Which brings me quite neatly, to Robert McCruer. He too makes a link between queerness and disability as something “wrong” that can and should be “healed.” His brief discussion of the ex-gay movement brings a different timbre to my point above, because for some groups, homosexuality is perceived as a “disease.” The introductory chapter, I think, speaks to the need to consider disability in the context of other paradigms, like queerness, because they do inform each other and often work towards the same things. The chapter “Queer Eye for the Normate Guy” gets at a lot of the issues I’ve been thinking about here; McCruer points out that the show Queer Eye for the Straight Guy shows only one (normative) way of being gay. And that’s the whole problem: there is no single way to be queer. There is no single way to be a person with a disability. But our culture wants there to be, which is why we are looking at so many representations and finding them lacking (stereotypical, two-dimensional, playing into the rhetoric of cure…).

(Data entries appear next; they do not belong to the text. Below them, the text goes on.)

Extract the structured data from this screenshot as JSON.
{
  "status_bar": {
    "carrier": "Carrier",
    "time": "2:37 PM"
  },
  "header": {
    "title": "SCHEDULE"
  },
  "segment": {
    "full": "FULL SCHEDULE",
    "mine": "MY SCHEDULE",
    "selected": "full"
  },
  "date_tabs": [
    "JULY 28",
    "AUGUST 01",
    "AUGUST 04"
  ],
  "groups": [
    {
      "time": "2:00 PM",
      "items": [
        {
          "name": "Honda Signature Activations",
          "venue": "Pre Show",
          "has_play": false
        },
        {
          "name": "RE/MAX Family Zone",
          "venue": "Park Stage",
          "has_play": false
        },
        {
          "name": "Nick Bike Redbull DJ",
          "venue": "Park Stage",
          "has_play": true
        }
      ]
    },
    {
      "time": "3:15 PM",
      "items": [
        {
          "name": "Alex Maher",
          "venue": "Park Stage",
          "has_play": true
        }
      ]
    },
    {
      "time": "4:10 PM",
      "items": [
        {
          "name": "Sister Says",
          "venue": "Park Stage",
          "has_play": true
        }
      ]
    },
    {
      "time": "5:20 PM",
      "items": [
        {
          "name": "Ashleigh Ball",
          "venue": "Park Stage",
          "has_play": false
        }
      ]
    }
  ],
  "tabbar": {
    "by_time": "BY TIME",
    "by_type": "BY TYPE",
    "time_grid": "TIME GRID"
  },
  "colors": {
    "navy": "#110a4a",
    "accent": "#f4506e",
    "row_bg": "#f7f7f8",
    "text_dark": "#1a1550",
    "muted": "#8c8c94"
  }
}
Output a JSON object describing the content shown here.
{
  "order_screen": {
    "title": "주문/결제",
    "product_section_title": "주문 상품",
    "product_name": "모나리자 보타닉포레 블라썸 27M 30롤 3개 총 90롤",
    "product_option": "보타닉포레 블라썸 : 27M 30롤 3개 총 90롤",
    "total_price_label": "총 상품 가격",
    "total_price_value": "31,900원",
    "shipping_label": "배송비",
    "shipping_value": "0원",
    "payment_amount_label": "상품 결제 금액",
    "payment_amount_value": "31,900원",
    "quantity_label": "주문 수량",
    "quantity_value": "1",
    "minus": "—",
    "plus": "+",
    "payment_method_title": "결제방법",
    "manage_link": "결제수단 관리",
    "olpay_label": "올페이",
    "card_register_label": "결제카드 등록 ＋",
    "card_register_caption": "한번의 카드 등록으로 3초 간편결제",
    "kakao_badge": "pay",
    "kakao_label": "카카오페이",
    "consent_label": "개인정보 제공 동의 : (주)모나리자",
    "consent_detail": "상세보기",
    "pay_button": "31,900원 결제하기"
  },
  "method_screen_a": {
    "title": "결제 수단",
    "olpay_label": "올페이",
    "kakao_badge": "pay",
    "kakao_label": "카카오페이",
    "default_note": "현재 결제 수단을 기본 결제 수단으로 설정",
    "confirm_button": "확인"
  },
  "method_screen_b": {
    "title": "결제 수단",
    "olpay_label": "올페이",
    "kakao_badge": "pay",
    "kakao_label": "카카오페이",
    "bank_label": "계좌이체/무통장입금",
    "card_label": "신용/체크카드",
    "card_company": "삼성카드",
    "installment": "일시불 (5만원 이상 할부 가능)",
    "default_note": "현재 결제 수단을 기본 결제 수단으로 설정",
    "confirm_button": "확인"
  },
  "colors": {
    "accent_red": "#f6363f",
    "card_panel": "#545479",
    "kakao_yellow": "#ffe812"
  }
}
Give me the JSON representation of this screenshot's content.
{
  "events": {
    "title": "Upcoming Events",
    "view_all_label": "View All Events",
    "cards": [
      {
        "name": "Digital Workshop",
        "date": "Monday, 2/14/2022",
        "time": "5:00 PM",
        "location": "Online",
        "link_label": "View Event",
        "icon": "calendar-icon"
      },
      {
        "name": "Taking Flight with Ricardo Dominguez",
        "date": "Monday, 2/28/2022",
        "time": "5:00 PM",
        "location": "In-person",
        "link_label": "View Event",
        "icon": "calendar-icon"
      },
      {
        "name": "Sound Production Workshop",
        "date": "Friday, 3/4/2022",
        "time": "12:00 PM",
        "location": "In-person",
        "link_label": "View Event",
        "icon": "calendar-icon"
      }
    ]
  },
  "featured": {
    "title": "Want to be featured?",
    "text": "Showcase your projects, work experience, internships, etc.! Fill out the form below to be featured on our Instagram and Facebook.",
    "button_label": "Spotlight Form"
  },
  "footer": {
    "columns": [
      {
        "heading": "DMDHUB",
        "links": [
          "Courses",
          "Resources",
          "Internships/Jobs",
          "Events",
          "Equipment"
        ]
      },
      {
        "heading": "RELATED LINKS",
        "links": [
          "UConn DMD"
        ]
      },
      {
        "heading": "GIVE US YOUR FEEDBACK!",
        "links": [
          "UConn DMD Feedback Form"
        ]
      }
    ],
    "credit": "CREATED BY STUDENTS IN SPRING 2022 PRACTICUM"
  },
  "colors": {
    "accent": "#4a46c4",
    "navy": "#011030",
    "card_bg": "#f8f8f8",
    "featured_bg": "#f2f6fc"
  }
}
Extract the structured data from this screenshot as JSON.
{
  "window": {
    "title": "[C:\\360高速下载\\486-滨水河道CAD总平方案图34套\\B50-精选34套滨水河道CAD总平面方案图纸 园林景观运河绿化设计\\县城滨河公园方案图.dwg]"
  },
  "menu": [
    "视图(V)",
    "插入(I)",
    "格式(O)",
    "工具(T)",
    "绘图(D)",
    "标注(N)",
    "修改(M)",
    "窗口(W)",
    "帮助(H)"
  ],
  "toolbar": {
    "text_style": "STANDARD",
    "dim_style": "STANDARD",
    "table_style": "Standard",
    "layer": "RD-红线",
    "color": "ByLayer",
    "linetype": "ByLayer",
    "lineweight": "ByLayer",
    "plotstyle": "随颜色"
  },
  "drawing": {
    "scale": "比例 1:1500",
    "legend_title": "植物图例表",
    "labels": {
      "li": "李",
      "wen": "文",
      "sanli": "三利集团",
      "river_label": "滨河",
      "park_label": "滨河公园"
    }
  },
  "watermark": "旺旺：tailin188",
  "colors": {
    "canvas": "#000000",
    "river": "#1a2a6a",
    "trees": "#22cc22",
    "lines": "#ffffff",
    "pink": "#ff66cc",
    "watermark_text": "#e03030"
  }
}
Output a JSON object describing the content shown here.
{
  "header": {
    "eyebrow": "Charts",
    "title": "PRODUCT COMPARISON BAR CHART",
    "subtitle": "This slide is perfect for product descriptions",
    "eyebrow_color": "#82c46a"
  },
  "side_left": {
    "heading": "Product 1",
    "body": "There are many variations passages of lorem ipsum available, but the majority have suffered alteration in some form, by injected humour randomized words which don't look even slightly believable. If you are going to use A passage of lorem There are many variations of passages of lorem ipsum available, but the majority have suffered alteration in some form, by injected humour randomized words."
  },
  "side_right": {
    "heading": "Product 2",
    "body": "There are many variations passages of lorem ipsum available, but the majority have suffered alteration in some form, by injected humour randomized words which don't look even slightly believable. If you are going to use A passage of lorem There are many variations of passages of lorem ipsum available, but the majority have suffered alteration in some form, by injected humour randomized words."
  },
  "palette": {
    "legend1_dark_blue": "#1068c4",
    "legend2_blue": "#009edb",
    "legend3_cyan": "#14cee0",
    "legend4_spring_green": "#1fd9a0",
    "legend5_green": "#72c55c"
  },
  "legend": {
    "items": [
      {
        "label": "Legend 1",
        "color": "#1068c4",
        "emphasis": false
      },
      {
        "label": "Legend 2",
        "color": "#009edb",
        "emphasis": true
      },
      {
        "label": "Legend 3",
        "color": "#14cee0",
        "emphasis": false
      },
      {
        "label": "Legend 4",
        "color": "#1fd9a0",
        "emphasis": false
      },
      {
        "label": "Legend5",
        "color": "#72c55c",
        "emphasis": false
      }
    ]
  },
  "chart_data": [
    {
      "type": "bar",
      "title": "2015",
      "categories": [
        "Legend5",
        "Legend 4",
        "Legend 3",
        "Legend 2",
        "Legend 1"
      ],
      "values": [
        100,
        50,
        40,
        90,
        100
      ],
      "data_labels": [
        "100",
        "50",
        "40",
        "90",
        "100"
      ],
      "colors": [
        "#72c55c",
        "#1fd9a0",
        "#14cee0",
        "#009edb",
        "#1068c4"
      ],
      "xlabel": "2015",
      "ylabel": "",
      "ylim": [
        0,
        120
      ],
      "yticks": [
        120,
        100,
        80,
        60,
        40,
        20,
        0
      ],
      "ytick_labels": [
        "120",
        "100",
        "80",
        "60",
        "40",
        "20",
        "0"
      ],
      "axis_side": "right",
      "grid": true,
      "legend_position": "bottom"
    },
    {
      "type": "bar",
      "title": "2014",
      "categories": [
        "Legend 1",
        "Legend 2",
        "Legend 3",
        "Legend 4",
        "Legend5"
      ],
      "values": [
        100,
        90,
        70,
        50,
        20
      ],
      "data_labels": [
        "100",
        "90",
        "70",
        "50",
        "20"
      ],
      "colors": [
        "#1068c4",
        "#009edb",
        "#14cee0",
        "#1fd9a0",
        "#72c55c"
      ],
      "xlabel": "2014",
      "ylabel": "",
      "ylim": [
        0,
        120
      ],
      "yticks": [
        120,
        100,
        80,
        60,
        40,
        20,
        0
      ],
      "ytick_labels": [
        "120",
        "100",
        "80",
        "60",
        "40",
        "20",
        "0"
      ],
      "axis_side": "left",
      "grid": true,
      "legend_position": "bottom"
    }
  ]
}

Finally, Adrienne Asch, who also asks us to consider resonances in disability studies emanating from critical race theory and feminism. I think Asch sums up my issues with categorization quite nicely, and reflects my discomfort at the fact that it is necessary because of the way society and government work. She suggests ending the debate about who has a disability and who does not, and proposes instead that we “consider which people cannot perform which activities in given environments and question how to modify the environments so that they are not disabling” (169). But this approach doesn’t seem to change anything; it is still asking us to divide people into those who can and those who can’t. Her concerns early in the article are about policy. Here’s a thought: isn’t it more useful to think about disability as a factor of identity than an infrastructure problem? This is where she goes later in the piece, in section VI. Asch imagines a world where ethnicity, gender, and disability are just about identity, and not about “life options” (175). Is that the goal we are aiming for? Is the ideal situation one in which disability is part of identity, but does not affect or limit one’s choices? I realize this is something of an oversimplification (and oops, my idealism is showing), but I like the idea that how we choose to understand and present our ethnicity, gender, and dis/ability can be about how we see ourselves and the world and not about how our options might be limited by categories. (Addendum: I’m curious also about how this relates to the distinction between impairment and disability. A body can be impaired, but it is a society that is disabling.  In this context, is my entire discussion here not only ableist but also completely naive? I struggle to find a way to talk about disability that isn’t Pollyannaish and potentially offensive to a person with a disability.)